Behind the procedures are key questions of substance.  The UNFCCC reports are based on the premise that there will be a binding and science-based overall target set for developed countries to cut their emissions, somewhere between 25 and 49 per cent by 2020 compared to 1990.  And each developed country will also have a binding national target.  All these national targets will add up collectively to the overall target.

The Accord has the opposite approach.  There is no overall target.  Each developed country is free to set its own target, which is not binding.  There is no longer an international discipline.

Critics of the Accord fear that this voluntary pledge system will not result in the deep cuts that science says is required.  And true enough, the individual pledges given add up to only a 13-19 per cent cut by 2020 compared to 1990, far less than the 25 to over 40% required.

A study by the Sustainability Institute estimates that the Accord's pledges are in line with a 3.9 degree celsius temperature rise, which would have catastrophic effects.  Limiting global warming to 1.5 to 2 degrees is needed to avoid disaster.

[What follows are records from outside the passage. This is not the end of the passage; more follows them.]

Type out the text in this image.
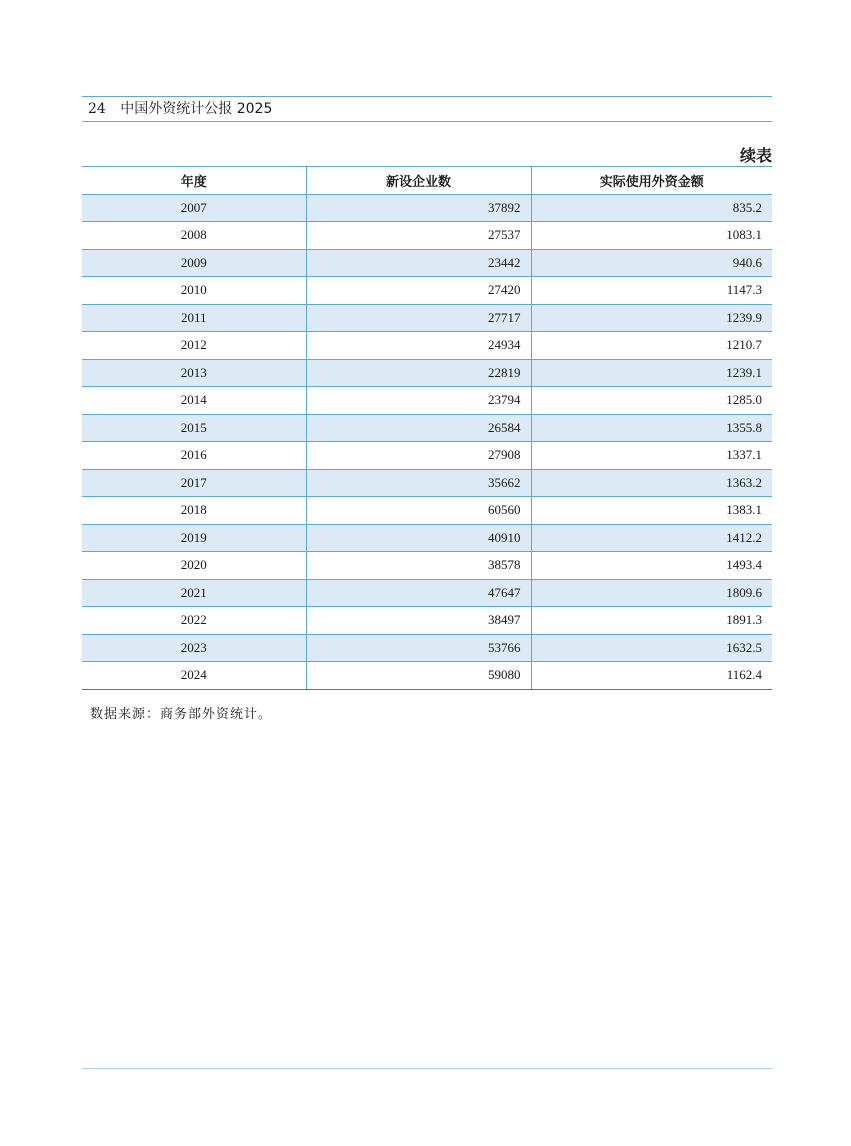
24 中国外资统计公报 2025
续表
年度	新设企业数	实际使用外资金额
2007	37892	835.2
2008	27537	1083.1
2009	23442	940.6
2010	27420	1147.3
2011	27717	1239.9
2012	24934	1210.7
2013	22819	1239.1
2014	23794	1285.0
2015	26584	1355.8
2016	27908	1337.1
2017	35662	1363.2
2018	60560	1383.1
2019	40910	1412.2
2020	38578	1493.4
2021	47647	1809.6
2022	38497	1891.3
2023	53766	1632.5
2024	59080	1162.4
数据来源：商务部外资统计。
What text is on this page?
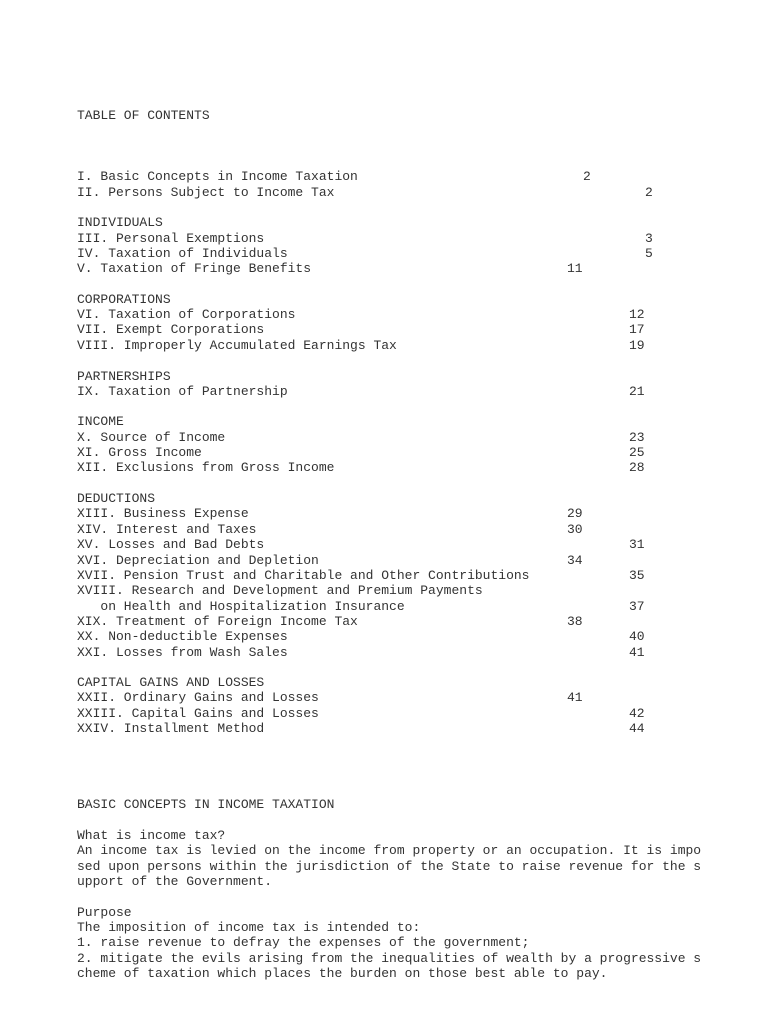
TABLE OF CONTENTS
I. Basic Concepts in Income Taxation	2
II. Persons Subject to Income Tax	2
INDIVIDUALS
III. Personal Exemptions	3
IV. Taxation of Individuals	5
V. Taxation of Fringe Benefits	11
CORPORATIONS
VI. Taxation of Corporations	12
VII. Exempt Corporations	17
VIII. Improperly Accumulated Earnings Tax	19
PARTNERSHIPS
IX. Taxation of Partnership	21
INCOME
X. Source of Income	23
XI. Gross Income	25
XII. Exclusions from Gross Income	28
DEDUCTIONS
XIII. Business Expense	29
XIV. Interest and Taxes	30
XV. Losses and Bad Debts	31
XVI. Depreciation and Depletion	34
XVII. Pension Trust and Charitable and Other Contributions	35
XVIII. Research and Development and Premium Payments
on Health and Hospitalization Insurance	37
XIX. Treatment of Foreign Income Tax	38
XX. Non-deductible Expenses	40
XXI. Losses from Wash Sales	41
CAPITAL GAINS AND LOSSES
XXII. Ordinary Gains and Losses	41
XXIII. Capital Gains and Losses	42
XXIV. Installment Method	44
BASIC CONCEPTS IN INCOME TAXATION
What is income tax?
An income tax is levied on the income from property or an occupation. It is impo
sed upon persons within the jurisdiction of the State to raise revenue for the s
upport of the Government.
Purpose
The imposition of income tax is intended to:
1. raise revenue to defray the expenses of the government;
2. mitigate the evils arising from the inequalities of wealth by a progressive s
cheme of taxation which places the burden on those best able to pay.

The best, indeed the only venue to discuss all the issues is the UNFCCC.  Those who advocate the Accord's voluntary approach can propose it in the UNFCCC's working groups, and those that have another approach (international disciplines with an overall target and individual country targets) can have their say.

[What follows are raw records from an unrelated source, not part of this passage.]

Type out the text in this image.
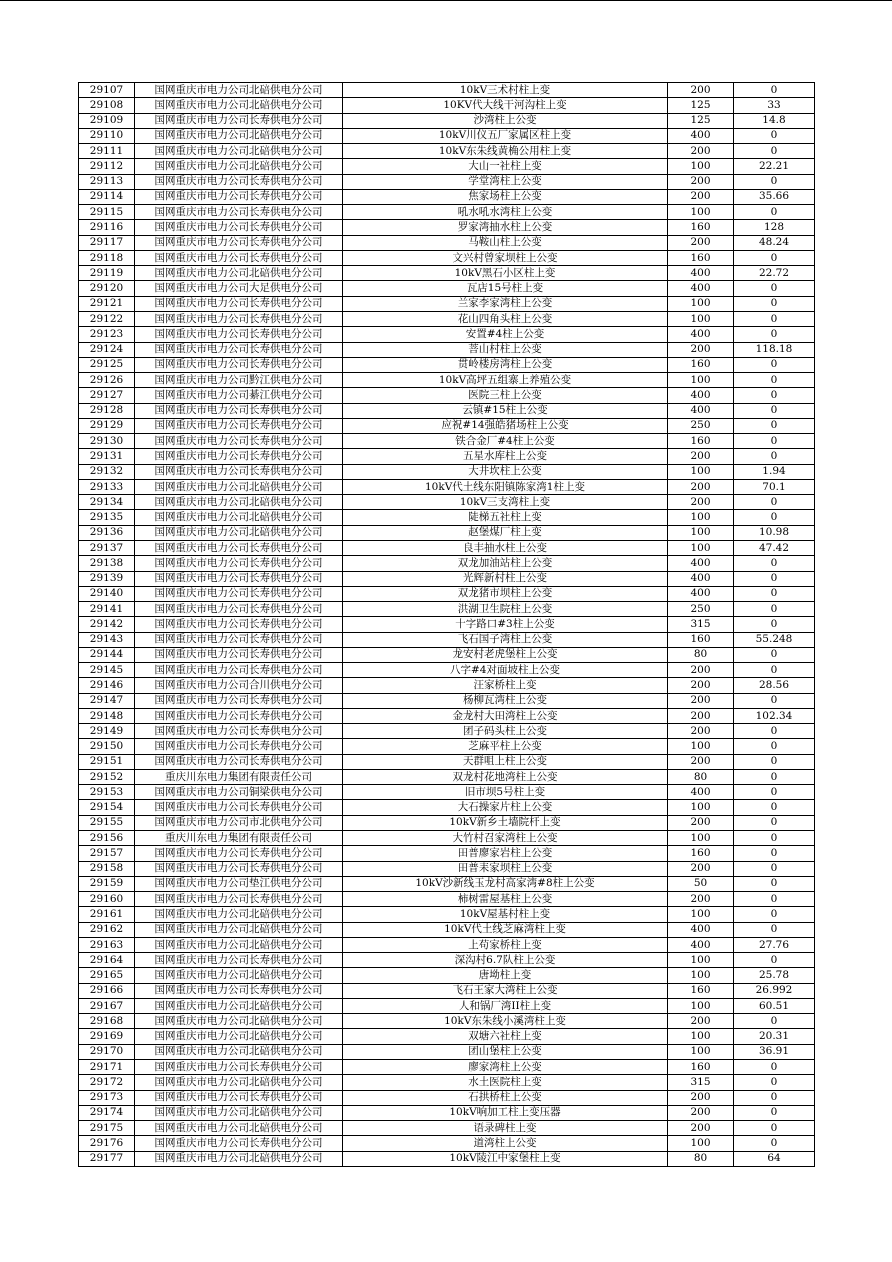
29107	国网重庆市电力公司北碚供电分公司	10kV三术村柱上变	200	0
29108	国网重庆市电力公司北碚供电分公司	10KV代大线干河沟柱上变	125	33
29109	国网重庆市电力公司长寿供电分公司	沙湾柱上公变	125	14.8
29110	国网重庆市电力公司北碚供电分公司	10kV川仪五厂家属区柱上变	400	0
29111	国网重庆市电力公司北碚供电分公司	10kV东朱线黄桷公用柱上变	200	0
29112	国网重庆市电力公司北碚供电分公司	大山一社柱上变	100	22.21
29113	国网重庆市电力公司长寿供电分公司	学堂湾柱上公变	200	0
29114	国网重庆市电力公司长寿供电分公司	焦家场柱上公变	200	35.66
29115	国网重庆市电力公司长寿供电分公司	吼水吼水湾柱上公变	100	0
29116	国网重庆市电力公司长寿供电分公司	罗家湾抽水柱上公变	160	128
29117	国网重庆市电力公司长寿供电分公司	马鞍山柱上公变	200	48.24
29118	国网重庆市电力公司长寿供电分公司	文兴村曾家坝柱上公变	160	0
29119	国网重庆市电力公司北碚供电分公司	10kV黑石小区柱上变	400	22.72
29120	国网重庆市电力公司大足供电分公司	瓦店15号柱上变	400	0
29121	国网重庆市电力公司长寿供电分公司	兰家李家湾柱上公变	100	0
29122	国网重庆市电力公司长寿供电分公司	花山四角头柱上公变	100	0
29123	国网重庆市电力公司长寿供电分公司	安置#4柱上公变	400	0
29124	国网重庆市电力公司长寿供电分公司	菩山村柱上公变	200	118.18
29125	国网重庆市电力公司长寿供电分公司	贯岭楼房湾柱上公变	160	0
29126	国网重庆市电力公司黔江供电分公司	10kV高坪五组寨上养殖公变	100	0
29127	国网重庆市电力公司綦江供电分公司	医院三柱上公变	400	0
29128	国网重庆市电力公司长寿供电分公司	云镇#15柱上公变	400	0
29129	国网重庆市电力公司长寿供电分公司	应祝#14强皓猪场柱上公变	250	0
29130	国网重庆市电力公司长寿供电分公司	铁合金厂#4柱上公变	160	0
29131	国网重庆市电力公司长寿供电分公司	五星水库柱上公变	200	0
29132	国网重庆市电力公司长寿供电分公司	大井坎柱上公变	100	1.94
29133	国网重庆市电力公司北碚供电分公司	10kV代土线东阳镇陈家湾1柱上变	200	70.1
29134	国网重庆市电力公司北碚供电分公司	10kV三支湾柱上变	200	0
29135	国网重庆市电力公司北碚供电分公司	陡梯五社柱上变	100	0
29136	国网重庆市电力公司北碚供电分公司	赵堡煤厂柱上变	100	10.98
29137	国网重庆市电力公司长寿供电分公司	良丰抽水柱上公变	100	47.42
29138	国网重庆市电力公司长寿供电分公司	双龙加油站柱上公变	400	0
29139	国网重庆市电力公司长寿供电分公司	光辉新村柱上公变	400	0
29140	国网重庆市电力公司长寿供电分公司	双龙猪市坝柱上公变	400	0
29141	国网重庆市电力公司长寿供电分公司	洪湖卫生院柱上公变	250	0
29142	国网重庆市电力公司长寿供电分公司	十字路口#3柱上公变	315	0
29143	国网重庆市电力公司长寿供电分公司	飞石国子湾柱上公变	160	55.248
29144	国网重庆市电力公司长寿供电分公司	龙安村老虎堡柱上公变	80	0
29145	国网重庆市电力公司长寿供电分公司	八字#4对面坡柱上公变	200	0
29146	国网重庆市电力公司合川供电分公司	汪家桥柱上变	200	28.56
29147	国网重庆市电力公司长寿供电分公司	杨柳瓦湾柱上公变	200	0
29148	国网重庆市电力公司长寿供电分公司	金龙村大田湾柱上公变	200	102.34
29149	国网重庆市电力公司长寿供电分公司	团子码头柱上公变	200	0
29150	国网重庆市电力公司长寿供电分公司	芝麻平柱上公变	100	0
29151	国网重庆市电力公司长寿供电分公司	天群咀上柱上公变	200	0
29152	重庆川东电力集团有限责任公司	双龙村花地湾柱上公变	80	0
29153	国网重庆市电力公司铜梁供电分公司	旧市坝5号柱上变	400	0
29154	国网重庆市电力公司长寿供电分公司	大石操家片柱上公变	100	0
29155	国网重庆市电力公司市北供电分公司	10kV新乡土墙院杆上变	200	0
29156	重庆川东电力集团有限责任公司	大竹村召家湾柱上公变	100	0
29157	国网重庆市电力公司长寿供电分公司	田普廖家岩柱上公变	160	0
29158	国网重庆市电力公司长寿供电分公司	田普耒家坝柱上公变	200	0
29159	国网重庆市电力公司垫江供电分公司	10kV沙新线玉龙村高家湾#8柱上公变	50	0
29160	国网重庆市电力公司长寿供电分公司	柿树雷屋基柱上公变	200	0
29161	国网重庆市电力公司北碚供电分公司	10kV屋基村柱上变	100	0
29162	国网重庆市电力公司北碚供电分公司	10kV代土线芝麻湾柱上变	400	0
29163	国网重庆市电力公司北碚供电分公司	上苟家桥柱上变	400	27.76
29164	国网重庆市电力公司长寿供电分公司	深沟村6.7队柱上公变	100	0
29165	国网重庆市电力公司北碚供电分公司	唐坳柱上变	100	25.78
29166	国网重庆市电力公司长寿供电分公司	飞石王家大湾柱上公变	160	26.992
29167	国网重庆市电力公司北碚供电分公司	人和锅厂湾II柱上变	100	60.51
29168	国网重庆市电力公司北碚供电分公司	10kV东朱线小溪湾柱上变	200	0
29169	国网重庆市电力公司北碚供电分公司	双塘六社柱上变	100	20.31
29170	国网重庆市电力公司北碚供电分公司	团山堡柱上公变	100	36.91
29171	国网重庆市电力公司长寿供电分公司	廖家湾柱上公变	160	0
29172	国网重庆市电力公司北碚供电分公司	水土医院柱上变	315	0
29173	国网重庆市电力公司长寿供电分公司	石拱桥柱上公变	200	0
29174	国网重庆市电力公司北碚供电分公司	10kV响加工柱上变压器	200	0
29175	国网重庆市电力公司北碚供电分公司	语录碑柱上变	200	0
29176	国网重庆市电力公司长寿供电分公司	道湾柱上公变	100	0
29177	国网重庆市电力公司北碚供电分公司	10kV陵江中家堡柱上变	80	64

However the United States' top climate negotiators have indicated they do not like the UNFCCC as the forum and suggested using the G20 instead.

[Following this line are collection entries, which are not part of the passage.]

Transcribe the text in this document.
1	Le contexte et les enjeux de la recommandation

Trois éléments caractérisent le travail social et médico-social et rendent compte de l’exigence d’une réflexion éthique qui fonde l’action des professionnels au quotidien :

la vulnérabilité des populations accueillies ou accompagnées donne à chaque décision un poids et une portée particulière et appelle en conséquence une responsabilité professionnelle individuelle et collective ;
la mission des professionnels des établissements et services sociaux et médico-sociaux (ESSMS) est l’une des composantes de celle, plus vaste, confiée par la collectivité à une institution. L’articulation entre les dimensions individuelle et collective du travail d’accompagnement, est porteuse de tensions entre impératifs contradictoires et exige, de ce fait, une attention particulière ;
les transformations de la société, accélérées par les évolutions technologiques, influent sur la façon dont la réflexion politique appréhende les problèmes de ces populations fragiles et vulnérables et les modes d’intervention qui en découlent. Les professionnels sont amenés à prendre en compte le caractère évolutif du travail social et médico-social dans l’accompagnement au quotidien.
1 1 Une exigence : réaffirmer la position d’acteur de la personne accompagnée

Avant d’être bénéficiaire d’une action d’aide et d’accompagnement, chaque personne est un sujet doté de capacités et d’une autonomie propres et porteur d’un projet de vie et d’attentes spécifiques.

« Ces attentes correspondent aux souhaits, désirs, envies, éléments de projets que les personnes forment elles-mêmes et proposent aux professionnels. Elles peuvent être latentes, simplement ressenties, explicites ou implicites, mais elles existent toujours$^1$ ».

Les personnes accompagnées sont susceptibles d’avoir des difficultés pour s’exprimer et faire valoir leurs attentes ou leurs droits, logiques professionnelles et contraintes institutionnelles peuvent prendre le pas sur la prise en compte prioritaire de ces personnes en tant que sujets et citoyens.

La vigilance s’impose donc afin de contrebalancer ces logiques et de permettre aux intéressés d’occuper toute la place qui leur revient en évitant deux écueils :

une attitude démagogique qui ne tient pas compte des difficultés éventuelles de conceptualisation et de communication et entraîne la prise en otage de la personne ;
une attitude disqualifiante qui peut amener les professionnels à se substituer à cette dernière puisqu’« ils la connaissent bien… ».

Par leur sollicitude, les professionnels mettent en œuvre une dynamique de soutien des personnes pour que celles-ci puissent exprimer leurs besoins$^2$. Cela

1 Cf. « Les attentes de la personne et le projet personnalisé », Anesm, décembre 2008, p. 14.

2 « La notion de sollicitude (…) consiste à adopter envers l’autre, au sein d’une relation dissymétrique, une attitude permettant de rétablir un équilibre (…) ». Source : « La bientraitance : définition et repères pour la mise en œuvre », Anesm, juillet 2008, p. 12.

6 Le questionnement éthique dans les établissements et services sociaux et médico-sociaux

The views of China and three other big developing countries (India, Brazil, South Africa) are important as their leaders finalised the Accord together with US President Barrack Obama on Copenhagen's last day.

Thus the release last week of a letter from the Chinese Premier, Mr. Wen Jiabao, to Mr Ban Ki-Moon  is important.  Wen affirmed China's stand that the climate talks should take place under the UNFCCC.  "It is neither viable nor acceptable to start a new negotiation process outside the framework of the Convention and the Protocol”, he said.

Wen also stressed that the two working groups under the UNFCCC and Kyoto Protocol "are the legal bodies for such negotiations", and the draft texts proposed by the Chairs of those working groups in the December climate conference in Copenhagen are "the legitimate basis".

It is evident that the Premier's letter is striving to strike a balance between his country's support for the Accord while putting it in its proper place within the continuing UNFCCC negotiations and documents.

Thus Wen says that the Accord's “great political significance” is for its helping the UNFCCC's  negotiations that started in Bali to produce outcomes.  And this political aspect compares with the UNFCCC groups as the legal bodies for negotiations and UNFCCC texts as the “legitimate basis” for the negotiations.

This letter is not the last word on the subject, because the US and Europe will keep up their pressure on China and other developing countries to accept the Accord as the basis and framework for a new agreement.

Behind the surface fight over venues and documents is the real battle over who should take what shares and types of responsibilities for cutting or curbing emissions, and who should bear the costs of avoiding and adapting to climate change.

Since climate change is such as serious and even Life-threatening problem, the political wrangling  going on also has great significance.

Hopefully a fair process will be agreed on, to facilitate talks that should ideally be conducted in a spirit of goodwill, so that there can be results by this year.